Payment Order

A payment order represents a single purchase. The payments beneath it are the individual attempts or contributions that fulfil that purchase, whether that's one successful payment, a retry after a failure, or several payments combining to cover the total.

The order is the purchase, and each payment is one effort to pay for it. A customer might pay the whole amount in a single card payment; a first attempt might fail and a second succeed; or the total might be settled partly by card and partly by another method. In every case the order is the one purchase, and its payments are how the funds arrive.

Each payment order has its own payment_order_id. It is created under a tenant, carries a Split Tree describing how its funds will be distributed, and acts as the parent for every payment attached to it. The order's lifecycle is controlled by the tenant, but its ability to advance depends on the status of the payments it contains.

Lifecycle

A payment order moves through four states: OPEN → CLOSED → SPLIT → SETTLED.

StateWhat it meansRefunds possibleEmits
OPENThe default starting state. The only state in which payments can be added, so any retry or additional payment needed to fulfil the purchase happens while the order is open.Yespayment_order.created
CLOSEDClosed to new payments once all expected payments have finished and you're certain none will be added. Waits here until every payment is terminal.Yespayment_order.closed
SPLITReached after delivery and once all payments are terminal. Funds are allocated according to the Split Tree, locking in each party's share.Nopayment_order.split
SETTLEDAllocations are final and disbursement is triggered on the agreed schedule. Terminal state of the lifecycle.Nopayment_order.settled, disbursement.ready
📘

Precondition for SPLIT

An order can only be split once every payment it contains has reached a terminal status.

🚀

Fast-forward

The close, split, and settle endpoints each accept an optional fast_forward: true body parameter. When set, Ping automatically performs all intermediate transitions, so a single call can take an order straight from OPEN through to SETTLED, provided its preconditions are met.

⏱️

Mind the timing

Close only when no more payments are coming.

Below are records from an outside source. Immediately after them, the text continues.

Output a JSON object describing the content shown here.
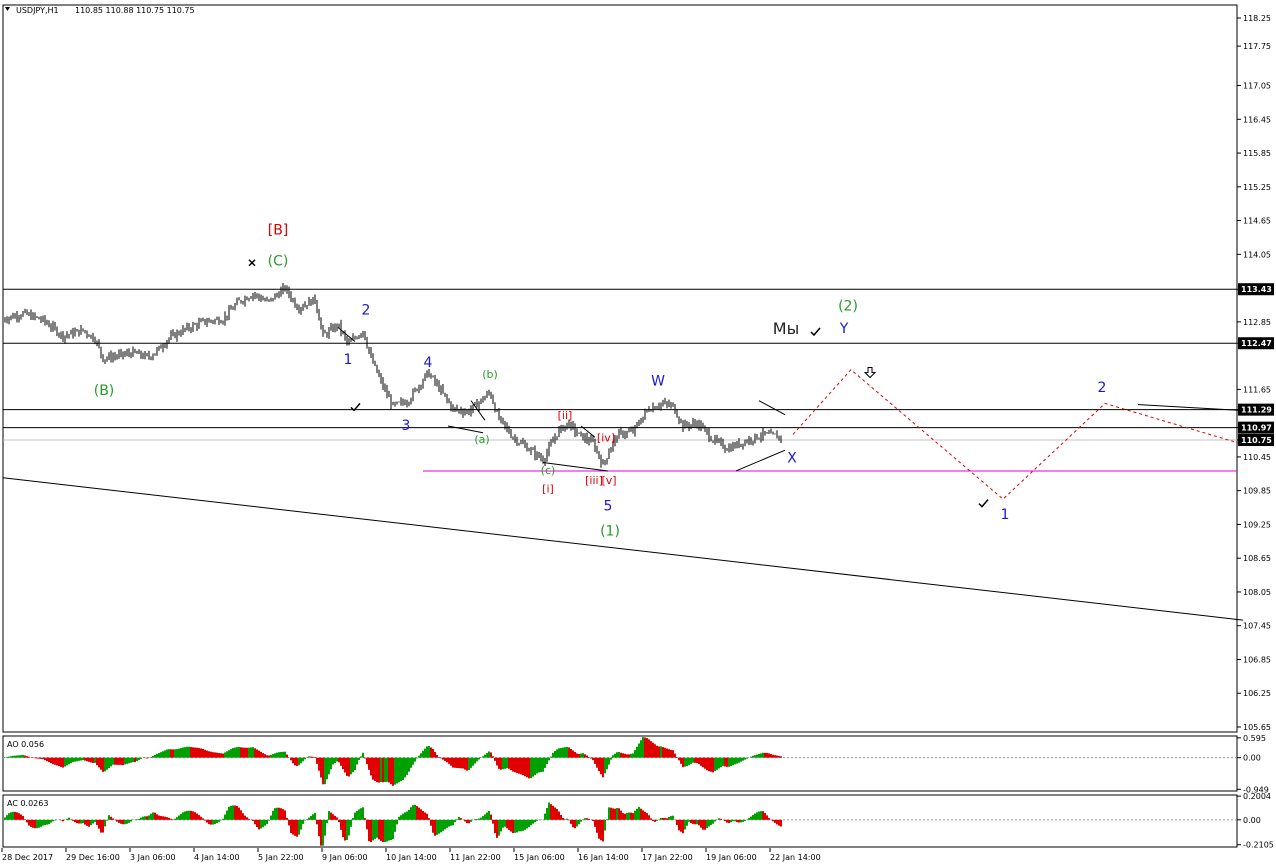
{
  "chart_data": {
    "type": "candlestick",
    "header": {
      "symbol": "USDJPY,H1",
      "quote": "110.85 110.88 110.75 110.75"
    },
    "price_axis": {
      "range": [
        105.65,
        118.25
      ],
      "ticks": [
        "118.25",
        "117.75",
        "117.05",
        "116.45",
        "115.85",
        "115.25",
        "114.65",
        "114.05",
        "113.43",
        "112.85",
        "112.47",
        "111.65",
        "111.29",
        "110.97",
        "110.75",
        "110.45",
        "109.85",
        "109.25",
        "108.65",
        "108.05",
        "107.45",
        "106.85",
        "106.25",
        "105.65"
      ]
    },
    "time_axis": {
      "labels": [
        "28 Dec 2017",
        "29 Dec 16:00",
        "3 Jan 06:00",
        "4 Jan 14:00",
        "5 Jan 22:00",
        "9 Jan 06:00",
        "10 Jan 14:00",
        "11 Jan 22:00",
        "15 Jan 06:00",
        "16 Jan 14:00",
        "17 Jan 22:00",
        "19 Jan 06:00",
        "22 Jan 14:00"
      ]
    },
    "price_tags": [
      {
        "value": "113.43",
        "price": 113.43
      },
      {
        "value": "112.47",
        "price": 112.47
      },
      {
        "value": "111.29",
        "price": 111.29
      },
      {
        "value": "110.97",
        "price": 110.97
      },
      {
        "value": "110.75",
        "price": 110.75
      }
    ],
    "horizontal_levels": [
      113.43,
      112.47,
      111.29,
      110.97
    ],
    "support_level": 110.2,
    "trendline": {
      "from": [
        0,
        110.08
      ],
      "to": [
        1240,
        107.55
      ]
    },
    "price_path": [
      [
        0,
        112.9
      ],
      [
        20,
        113.0
      ],
      [
        40,
        112.88
      ],
      [
        60,
        112.6
      ],
      [
        80,
        112.7
      ],
      [
        92,
        112.55
      ],
      [
        100,
        112.2
      ],
      [
        115,
        112.25
      ],
      [
        130,
        112.3
      ],
      [
        145,
        112.22
      ],
      [
        155,
        112.35
      ],
      [
        165,
        112.55
      ],
      [
        180,
        112.7
      ],
      [
        200,
        112.85
      ],
      [
        220,
        112.9
      ],
      [
        235,
        113.2
      ],
      [
        250,
        113.35
      ],
      [
        265,
        113.2
      ],
      [
        282,
        113.45
      ],
      [
        295,
        113.1
      ],
      [
        312,
        113.25
      ],
      [
        320,
        112.6
      ],
      [
        335,
        112.8
      ],
      [
        345,
        112.45
      ],
      [
        360,
        112.7
      ],
      [
        368,
        112.2
      ],
      [
        380,
        111.7
      ],
      [
        390,
        111.35
      ],
      [
        405,
        111.45
      ],
      [
        415,
        111.7
      ],
      [
        425,
        111.95
      ],
      [
        435,
        111.7
      ],
      [
        450,
        111.3
      ],
      [
        465,
        111.25
      ],
      [
        478,
        111.45
      ],
      [
        487,
        111.6
      ],
      [
        495,
        111.15
      ],
      [
        510,
        110.8
      ],
      [
        525,
        110.6
      ],
      [
        540,
        110.4
      ],
      [
        555,
        110.9
      ],
      [
        565,
        111.05
      ],
      [
        575,
        110.85
      ],
      [
        590,
        110.7
      ],
      [
        600,
        110.3
      ],
      [
        607,
        110.6
      ],
      [
        615,
        110.85
      ],
      [
        630,
        110.9
      ],
      [
        645,
        111.3
      ],
      [
        658,
        111.4
      ],
      [
        670,
        111.35
      ],
      [
        680,
        111.0
      ],
      [
        695,
        111.05
      ],
      [
        710,
        110.75
      ],
      [
        725,
        110.6
      ],
      [
        745,
        110.75
      ],
      [
        760,
        110.85
      ],
      [
        778,
        110.8
      ]
    ],
    "forecast_path": [
      [
        790,
        110.85
      ],
      [
        848,
        112.0
      ],
      [
        1000,
        109.7
      ],
      [
        1102,
        111.4
      ],
      [
        1235,
        110.7
      ]
    ],
    "forecast_resistance": [
      [
        1135,
        111.38
      ],
      [
        1235,
        111.28
      ]
    ],
    "wedge_lines": [
      {
        "from": [
          733,
          110.2
        ],
        "to": [
          782,
          110.57
        ]
      },
      {
        "from": [
          756,
          111.45
        ],
        "to": [
          782,
          111.2
        ]
      },
      {
        "from": [
          335,
          112.75
        ],
        "to": [
          352,
          112.5
        ]
      },
      {
        "from": [
          468,
          111.45
        ],
        "to": [
          482,
          111.1
        ]
      },
      {
        "from": [
          445,
          111.0
        ],
        "to": [
          480,
          110.88
        ]
      },
      {
        "from": [
          540,
          110.35
        ],
        "to": [
          605,
          110.2
        ]
      },
      {
        "from": [
          578,
          111.0
        ],
        "to": [
          592,
          110.8
        ]
      }
    ],
    "wave_labels": [
      {
        "text": "[B]",
        "t": 275,
        "p": 114.4,
        "color": "#e00000",
        "size": 14
      },
      {
        "text": "(C)",
        "t": 275,
        "p": 113.85,
        "color": "#2a9a2a",
        "size": 14
      },
      {
        "text": "(B)",
        "t": 101,
        "p": 111.55,
        "color": "#2a9a2a",
        "size": 14
      },
      {
        "text": "2",
        "t": 363,
        "p": 112.98,
        "color": "#1a1acc",
        "size": 14
      },
      {
        "text": "1",
        "t": 345,
        "p": 112.1,
        "color": "#1a1acc",
        "size": 14
      },
      {
        "text": "4",
        "t": 425,
        "p": 112.05,
        "color": "#1a1acc",
        "size": 14
      },
      {
        "text": "3",
        "t": 403,
        "p": 110.93,
        "color": "#1a1acc",
        "size": 14
      },
      {
        "text": "(b)",
        "t": 487,
        "p": 111.85,
        "color": "#2a9a2a",
        "size": 11
      },
      {
        "text": "(a)",
        "t": 479,
        "p": 110.7,
        "color": "#2a9a2a",
        "size": 11
      },
      {
        "text": "(c)",
        "t": 545,
        "p": 110.15,
        "color": "#2a9a2a",
        "size": 11
      },
      {
        "text": "[ii]",
        "t": 562,
        "p": 111.12,
        "color": "#e00000",
        "size": 11
      },
      {
        "text": "[i]",
        "t": 545,
        "p": 109.82,
        "color": "#e00000",
        "size": 11
      },
      {
        "text": "[iv]",
        "t": 603,
        "p": 110.72,
        "color": "#e00000",
        "size": 11
      },
      {
        "text": "[iii]",
        "t": 591,
        "p": 109.97,
        "color": "#e00000",
        "size": 11
      },
      {
        "text": "[v]",
        "t": 606,
        "p": 109.97,
        "color": "#e00000",
        "size": 11
      },
      {
        "text": "5",
        "t": 605,
        "p": 109.5,
        "color": "#1a1acc",
        "size": 14
      },
      {
        "text": "(1)",
        "t": 607,
        "p": 109.05,
        "color": "#2a9a2a",
        "size": 14
      },
      {
        "text": "W",
        "t": 655,
        "p": 111.72,
        "color": "#1a1acc",
        "size": 14
      },
      {
        "text": "X",
        "t": 789,
        "p": 110.35,
        "color": "#1a1acc",
        "size": 14
      },
      {
        "text": "(2)",
        "t": 845,
        "p": 113.05,
        "color": "#2a9a2a",
        "size": 14
      },
      {
        "text": "Y",
        "t": 841,
        "p": 112.65,
        "color": "#1a1acc",
        "size": 14
      },
      {
        "text": "Мы",
        "t": 783,
        "p": 112.63,
        "color": "#222222",
        "size": 16
      },
      {
        "text": "2",
        "t": 1099,
        "p": 111.6,
        "color": "#1a1acc",
        "size": 14
      },
      {
        "text": "1",
        "t": 1002,
        "p": 109.35,
        "color": "#1a1acc",
        "size": 14
      }
    ],
    "checkmarks": [
      [
        352,
        111.33
      ],
      [
        812,
        112.67
      ],
      [
        980,
        109.62
      ]
    ],
    "crosses": [
      [
        249,
        113.9
      ]
    ],
    "arrows": [
      [
        867,
        111.95
      ]
    ],
    "oscillators": [
      {
        "name": "AO",
        "value": "0.056",
        "ticks": [
          "0.595",
          "0.00",
          "-0.949"
        ],
        "range": [
          -1.0,
          0.65
        ]
      },
      {
        "name": "AC",
        "value": "0.0263",
        "ticks": [
          "0.2004",
          "0.00",
          "-0.2105"
        ],
        "range": [
          -0.23,
          0.21
        ]
      }
    ],
    "colors": {
      "up": "#00a000",
      "down": "#e00000",
      "magenta": "#e000e0",
      "forecast": "#e00000"
    }
  }
}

Splitting allocates the funds and ends the ability to refund through the acquiring method, and since settling moves through split, settling is irreversible too. Do not settle before the product or service has been delivered

Automating the lifecycle

You don't have to drive close, split, and settle by hand. Two settings, configured when the order is created (or updated later), let Ping advance the lifecycle for you based on rules you define. Manual calls always still work and can override the automation at any time.

Close Condition: when the order auto-closes

A close condition closes the order automatically once a threshold is met. It's evaluated each time a payment reaches a terminal status, and the order only closes when all payments are terminal and at least one is COMPLETED. Fully refunded payments are excluded from the count. Two thresholds are available:

  • completed_payment_count — Close once a given number of completed payments exist. Count of 1 is the common case: the order closes the moment its single payment completes.
  • completed_payment_amount — Close once the total of completed payments reaches or exceeds an amount, in minor units.

Settle Schedule: when the order auto-settles

A settle schedule defines when a closed order is settled. The settle operation fast-forwards through both split and settle, so this single setting takes a closed order all the way to ready-for-disbursement. Three strategies:

  • absolute — Settle at a specific timestamp, useful when the delivery date is known in advance, such as an event. If the order isn't closed yet when the time arrives, settlement is attempted once it closes.
  • relative — Settle after a duration (ISO-8601, e.g. P14D) measured from when the order closed. Adding a new payment during the window resets the duration, which prevents settling while funds are still being collected.
  • cron — Settle on a recurring UTC schedule; the next occurrence after the order closes is used. Suited to batch settlement, e.g. every Monday morning.

How it relates to other concepts

ConceptRelationship
Tenant (tenant_id)The platform or marketplace that owns the order. Every payment order belongs to exactly one tenant.
Payment (payment_id)A single attempt or contribution attached to the order. An order may hold several. The order cannot split until all of them are terminal.
Split TreeCarried from creation; evaluated when the order is split to produce allocations.
AllocationThe output of evaluating the Split Tree: the calculated amounts owed to each recipient, produced in the SPLIT state and finalized at SETTLED.